Rhesus conflict is associated with such a concept as Rhesus factor. The latter, as you know, is either positive or negative. There is no third . Rhesus value is usually determined together with a blood group. It remains constant throughout the life of a person.
What is rhesus conflict?
This phenomenon occurs most often during the second pregnancy. At the first, the female body does not have time to "find" in a new situation, and therefore antibodies are not produced in sufficient quantities to start a "war" with the baby's red blood cells. Rhesus conflict is characterized by the struggle of the mother’s blood cells with the baby’s blood. It occurs when the mother has a negative Rh factor. If the father has Rh positive, then the baby, in all likelihood, will also be positive.
The mother’s blood will perceive the baby’s cells as foreign or hostile and, naturally, will try to get rid of them. Red blood cells of the baby are attacked by the antibodies of the mother, which penetrate the placenta. Bilirubin is produced in children's blood, which gives the skin a yellow color. Hence the jaundice in the newborn. But the most dangerous thing is that this substance can harm the brain of a child, while the baby's red blood cells are getting smaller, the liver and spleen are trying to fill in the gaps, accelerating their pace of work. At the same time, both organs increase in size. But even they can not make up for the lack of red blood cells. This entails oxygen starvation and, as a result, serious developmental disorders of the body. If you do not resist this in time, then the risk of miscarriage increases. In the worst cases, the baby appears with a diagnosis of congenital dropsy, which leads to his death.
During the first pregnancy, the mother's body has not yet developed enough antibodies, so the Rhesus conflict during the second pregnancy has great potential for development. Much depends on how the first pregnancy was resolved. If by birth, then antibodies in the blood are produced in sufficient quantities in 10-15 percent of cases, with miscarriage - in 3-4%, with medical abortion - in 5-6%, with ectopic pregnancy - in 1%. Therefore, the frequency of abortion and regulation is directly proportional to the production of antibodies in the blood of a woman.
A child who has passed the Rhesus conflict and was born into the world usually has a diagnosis of hemolytic disease of the fetus, is born with anemia.

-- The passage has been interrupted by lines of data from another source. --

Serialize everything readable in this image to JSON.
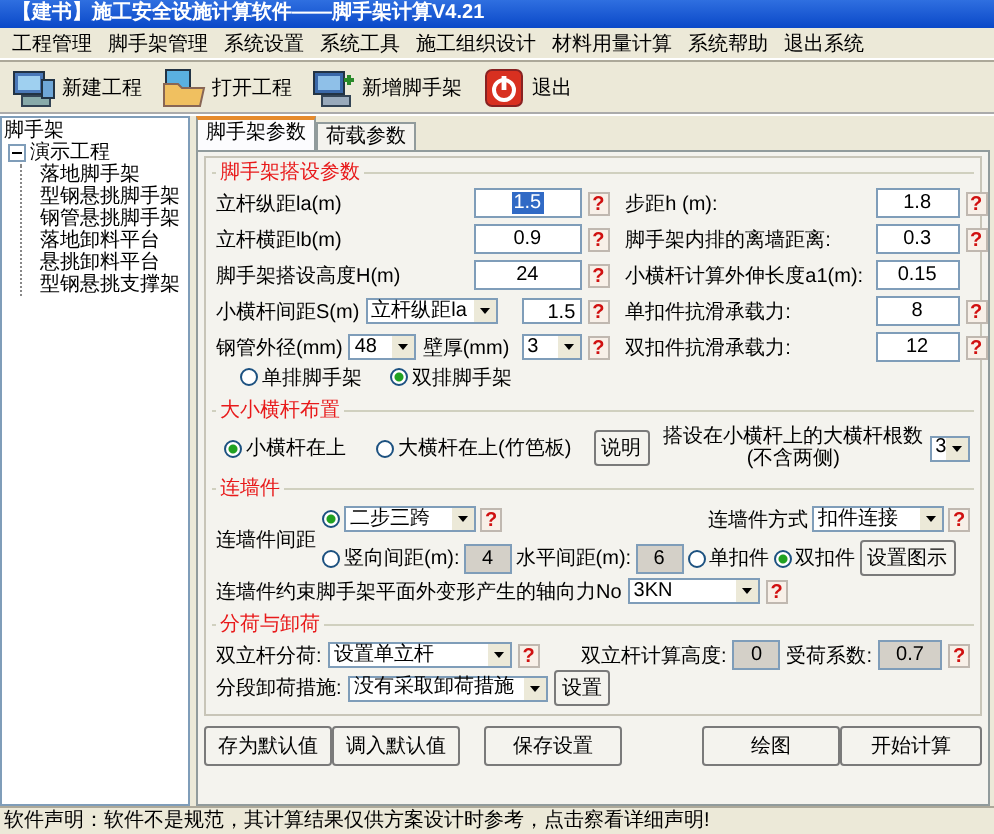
{
  "window": {
    "title": "【建书】施工安全设施计算软件——脚手架计算V4.21"
  },
  "menu": [
    "工程管理",
    "脚手架管理",
    "系统设置",
    "系统工具",
    "施工组织设计",
    "材料用量计算",
    "系统帮助",
    "退出系统"
  ],
  "toolbar": [
    {
      "label": "新建工程",
      "kind": "new"
    },
    {
      "label": "打开工程",
      "kind": "open"
    },
    {
      "label": "新增脚手架",
      "kind": "add"
    },
    {
      "label": "退出",
      "kind": "exit"
    }
  ],
  "tree": {
    "label": "脚手架",
    "children": [
      {
        "label": "演示工程",
        "expanded": true,
        "children": [
          {
            "label": "落地脚手架"
          },
          {
            "label": "型钢悬挑脚手架"
          },
          {
            "label": "钢管悬挑脚手架"
          },
          {
            "label": "落地卸料平台"
          },
          {
            "label": "悬挑卸料平台"
          },
          {
            "label": "型钢悬挑支撑架"
          }
        ]
      }
    ]
  },
  "tabs": [
    {
      "label": "脚手架参数",
      "selected": true
    },
    {
      "label": "荷载参数",
      "selected": false
    }
  ],
  "params": {
    "title": "脚手架搭设参数",
    "left": [
      {
        "label": "立杆纵距la(m)",
        "value": "1.5",
        "focused": true,
        "help": "?"
      },
      {
        "label": "立杆横距lb(m)",
        "value": "0.9",
        "focused": false,
        "help": "?"
      },
      {
        "label": "脚手架搭设高度H(m)",
        "value": "24",
        "focused": false,
        "help": "?"
      }
    ],
    "spacing": {
      "label": "小横杆间距S(m)",
      "select": "立杆纵距la",
      "value": "1.5",
      "help": "?"
    },
    "pipe": {
      "label": "钢管外径(mm)",
      "value": "48",
      "thickness_label": "壁厚(mm)",
      "thickness": "3",
      "help": "?"
    },
    "right": [
      {
        "label": "步距h (m):",
        "value": "1.8",
        "help": "?"
      },
      {
        "label": "脚手架内排的离墙距离:",
        "value": "0.3",
        "help": "?"
      },
      {
        "label": "小横杆计算外伸长度a1(m):",
        "value": "0.15"
      },
      {
        "label": "单扣件抗滑承载力:",
        "value": "8",
        "help": "?"
      },
      {
        "label": "双扣件抗滑承载力:",
        "value": "12",
        "help": "?"
      }
    ],
    "rows_type": [
      {
        "label": "单排脚手架",
        "selected": false
      },
      {
        "label": "双排脚手架",
        "selected": true
      }
    ]
  },
  "layout": {
    "title": "大小横杆布置",
    "options": [
      {
        "label": "小横杆在上",
        "selected": true
      },
      {
        "label": "大横杆在上(竹笆板)",
        "selected": false
      }
    ],
    "note_button": "说明",
    "count_label": "搭设在小横杆上的大横杆根数",
    "count_note": "(不含两侧)",
    "count": "3"
  },
  "wall": {
    "title": "连墙件",
    "label": "连墙件间距",
    "mode_by_steps": {
      "selected": true,
      "value": "二步三跨",
      "help": "?"
    },
    "mode_by_distance": {
      "selected": false,
      "vertical_label": "竖向间距(m):",
      "vertical": {
        "value": "4",
        "disabled": true
      },
      "horizontal_label": "水平间距(m):",
      "horizontal": {
        "value": "6",
        "disabled": true
      }
    },
    "fastener": [
      {
        "label": "单扣件",
        "selected": false
      },
      {
        "label": "双扣件",
        "selected": true
      }
    ],
    "diagram_button": "设置图示",
    "method": {
      "label": "连墙件方式",
      "value": "扣件连接",
      "help": "?"
    },
    "axial": {
      "label": "连墙件约束脚手架平面外变形产生的轴向力No",
      "value": "3KN",
      "help": "?"
    }
  },
  "unload": {
    "title": "分荷与卸荷",
    "double_pole": {
      "label": "双立杆分荷:",
      "value": "设置单立杆",
      "help": "?"
    },
    "calc_height": {
      "label": "双立杆计算高度:",
      "value": "0",
      "disabled": true
    },
    "load_factor": {
      "label": "受荷系数:",
      "value": "0.7",
      "disabled": true,
      "help": "?"
    },
    "measures": {
      "label": "分段卸荷措施:",
      "value": "没有采取卸荷措施",
      "button": "设置"
    }
  },
  "buttons": [
    "存为默认值",
    "调入默认值",
    "保存设置",
    "绘图",
    "开始计算"
  ],
  "status_bar": "软件声明：软件不是规范，其计算结果仅供方案设计时参考，点击察看详细声明!"
}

Women with a negative Rh factor are registered in medical institutions. Potential “negative” mothers form a risk group, and special supervision of medical personnel is established behind them.
During pregnancy, such women often have to donate blood for antibodies. It is by the number of antibodies in the blood that a doctor can determine the onset of a Rhesus conflict. An increase in their number signals the beginning of a "struggle". The doctor has an effect on the woman’s body with the help of a special tool - anti-Rhesus immunoglobulin. This vaccine is designed to deter antibodies from "attacking" the red blood cells of a child. Anti-Rhesus immunoglobulin can be administered both prophylactically and during pregnancy. The required dose of the vaccine is also injected into the mother’s blood within three days after the birth or other resolution of the pregnancy.
The risk of Rhesus conflict occurs only with a negative Rhesus mother and a positive one in the father. In other cases, "confrontation" is not observed. At least, such cases have not been reported in practice.
If the couple has opposite Rhesus, then do not give up the happiness of becoming parents. The first pregnancy will probably be resolved successfully. With the help of professional doctors and regular examinations, subsequent pregnancies will bring desired and beloved babies.